Aspden’s theory held that the ether is a plenum, an infinitely dense medium, uncreated, which is to say eternal and infinite in extent. Aspden’s theory could account for several phenomenon not easily accounted for in modern physics, such as the phenomenon called “ball lightning.” (57)

Why Bible believer Bouw decides to retain the “uncreated…eternal and infinite extent” aspects of Aspden’s plenum theory isn’t clear. Other than allowing Aspden’s plenum to serve as an unbelieving scientistic way to make creation not require the Creator, along the same lines as steady state cosmology or modern speculations about multiple universes and alternating big crunches and big bangs (with spontaneous origin of universes from an eternal quantum matrix operating in accordance with probability), how these aspects of Aspden’s theory make it any better at explaining the unexplained than would the same theory minus God-like qualities isn’t clear.
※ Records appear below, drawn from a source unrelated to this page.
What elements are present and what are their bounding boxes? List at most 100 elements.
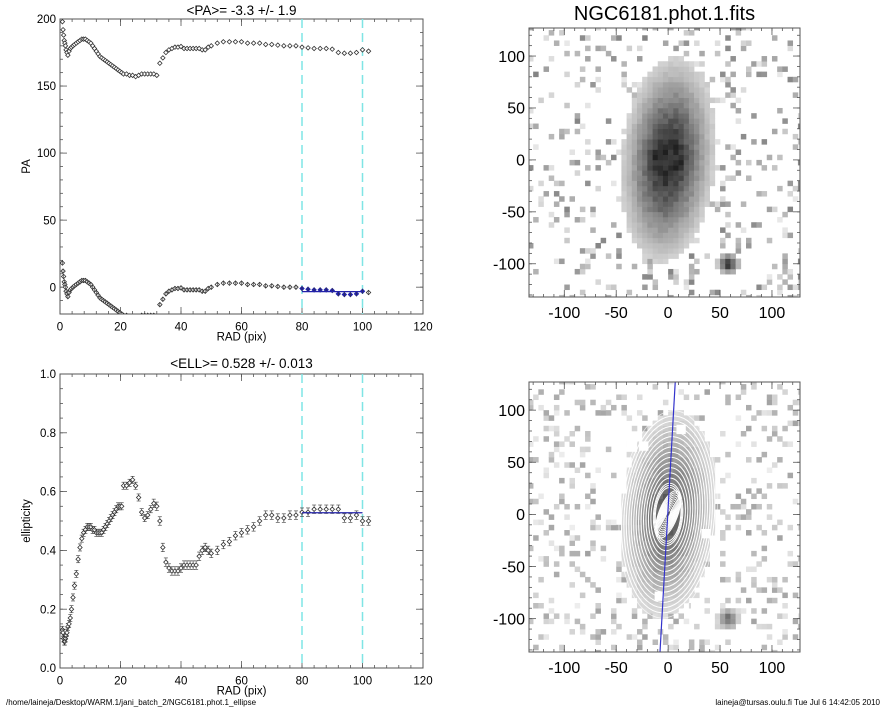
image-pixel: [657, 446, 664, 453]
image-pixel: [746, 597, 752, 604]
image-pixel: [652, 180, 659, 187]
image-pixel: [631, 582, 638, 588]
image-pixel: [725, 263, 731, 270]
image-pixel: [766, 634, 773, 640]
image-pixel: [548, 540, 555, 546]
image-pixel: [647, 196, 653, 202]
image-pixel: [559, 180, 565, 187]
image-pixel: [657, 61, 664, 67]
image-pixel: [756, 71, 762, 78]
image-pixel: [797, 159, 800, 166]
image-pixel: [704, 597, 710, 604]
image-pixel: [590, 545, 596, 552]
image-pixel: [678, 87, 685, 93]
image-pixel: [647, 263, 653, 270]
image-pixel: [553, 462, 560, 468]
image-pixel: [699, 441, 705, 447]
image-pixel: [657, 175, 664, 181]
image-pixel: [792, 144, 799, 150]
image-pixel: [699, 566, 705, 573]
image-pixel: [626, 128, 633, 135]
image-pixel: [699, 139, 705, 145]
image-pixel: [579, 263, 586, 270]
ell-point: [347, 515, 354, 521]
image-pixel: [673, 76, 679, 83]
image-pixel: [621, 154, 627, 161]
image-pixel: [662, 399, 669, 406]
image-pixel: [735, 118, 742, 124]
image-pixel: [636, 102, 643, 109]
image-pixel: [678, 92, 685, 98]
image-pixel: [720, 561, 726, 567]
image-pixel: [529, 618, 534, 625]
image-pixel: [553, 430, 560, 437]
image-pixel: [662, 441, 669, 447]
image-pixel: [626, 201, 633, 207]
image-pixel: [704, 82, 710, 88]
image-pixel: [636, 201, 643, 207]
image-pixel: [704, 149, 710, 156]
image-pixel: [688, 582, 695, 588]
image-pixel: [725, 451, 731, 458]
image-pixel: [626, 550, 633, 557]
image-pixel: [740, 384, 747, 390]
image-pixel: [673, 211, 679, 218]
y-tick-label: -100: [493, 611, 525, 628]
image-pixel: [699, 561, 705, 567]
x-tick-label: 120: [413, 322, 432, 334]
image-pixel: [678, 196, 685, 202]
image-pixel: [668, 56, 674, 62]
image-pixel: [730, 618, 736, 625]
x-tick-label: -50: [605, 305, 628, 322]
image-pixel: [688, 498, 695, 505]
image-pixel: [735, 263, 742, 270]
image-pixel: [657, 97, 664, 104]
image-pixel: [725, 597, 731, 604]
image-pixel: [678, 571, 685, 578]
image-pixel: [647, 535, 653, 541]
image-pixel: [662, 415, 669, 421]
y-tick-label: 0.0: [40, 663, 56, 675]
pa-plus-180-point: [275, 42, 281, 48]
x-tick-label: 120: [413, 676, 432, 688]
image-pixel: [579, 248, 586, 254]
x-tick-label: 50: [711, 305, 729, 322]
image-pixel: [564, 284, 570, 291]
image-pixel: [590, 82, 596, 88]
image-pixel: [647, 123, 653, 130]
image-pixel: [662, 258, 669, 265]
image-pixel: [797, 420, 800, 427]
image-pixel: [704, 144, 710, 150]
image-pixel: [569, 540, 575, 546]
ell-point: [118, 503, 125, 510]
image-pixel: [694, 576, 700, 583]
ell-point: [68, 606, 75, 612]
image-pixel: [704, 123, 710, 130]
image-pixel: [792, 294, 799, 297]
image-pixel: [761, 608, 768, 614]
image-pixel: [585, 446, 591, 453]
image-pixel: [694, 191, 700, 197]
image-pixel: [579, 629, 586, 635]
image-pixel: [683, 97, 690, 104]
image-pixel: [678, 61, 685, 67]
image-pixel: [548, 222, 555, 228]
isophote-contour: [623, 420, 713, 609]
image-pixel: [683, 457, 690, 463]
image-pixel: [699, 175, 705, 181]
image-pixel: [590, 248, 596, 254]
image-pixel: [559, 550, 565, 557]
image-pixel: [559, 644, 565, 651]
image-pixel: [714, 201, 721, 207]
image-pixel: [678, 242, 685, 249]
image-pixel: [652, 76, 659, 83]
image-pixel: [548, 92, 555, 98]
pa-plus-180-point: [65, 52, 71, 58]
image-pixel: [647, 211, 653, 218]
image-pixel: [688, 232, 695, 239]
image-pixel: [792, 420, 799, 427]
image-pixel: [668, 196, 674, 202]
plot-frame: [528, 27, 801, 298]
image-pixel: [694, 503, 700, 510]
image-pixel: [569, 159, 575, 166]
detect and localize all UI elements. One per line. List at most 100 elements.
How would a created plenum, no more “eternal” than anything else in the time-matter-space universe (or, if applicable, multiverse), extending through the entirety of the universe (or, if applicable, of each universe), but by no means fully present everywhere in the way the not-matter, not-energy, not-extended-in-or-through-space God who is Spirit is—how, exactly, would such a created plenum fail to explain anything Aspden’s eternal plenum explains?

“Aspden’s ether has the properties of God and is thus indistinguishable from God,” writes Bouw, who rightly “struggled with the obviously heretical implications” (57). Though “infinite” extension in and through space is, as already noted, not the same as God’s omnipresence, uncreated eternality certainly is an attribute of God alone. Why Bouw thinks it better to jump from Aspden’s scientistic speculation to identification of God with Aspden’s plenum, rather than just modify the plenum theory to fit the God-as-Spirit-and-Creator context, is impossible for me to guess at this point. If he explains this at some point later in the book, I’ll let you know.

In the meantime, I simply assert what I believe to be the more orthodox teaching: God is Spirit, so those who reflect upon his nature must do so in spiritual terms, not in terms of matter, energy, or space.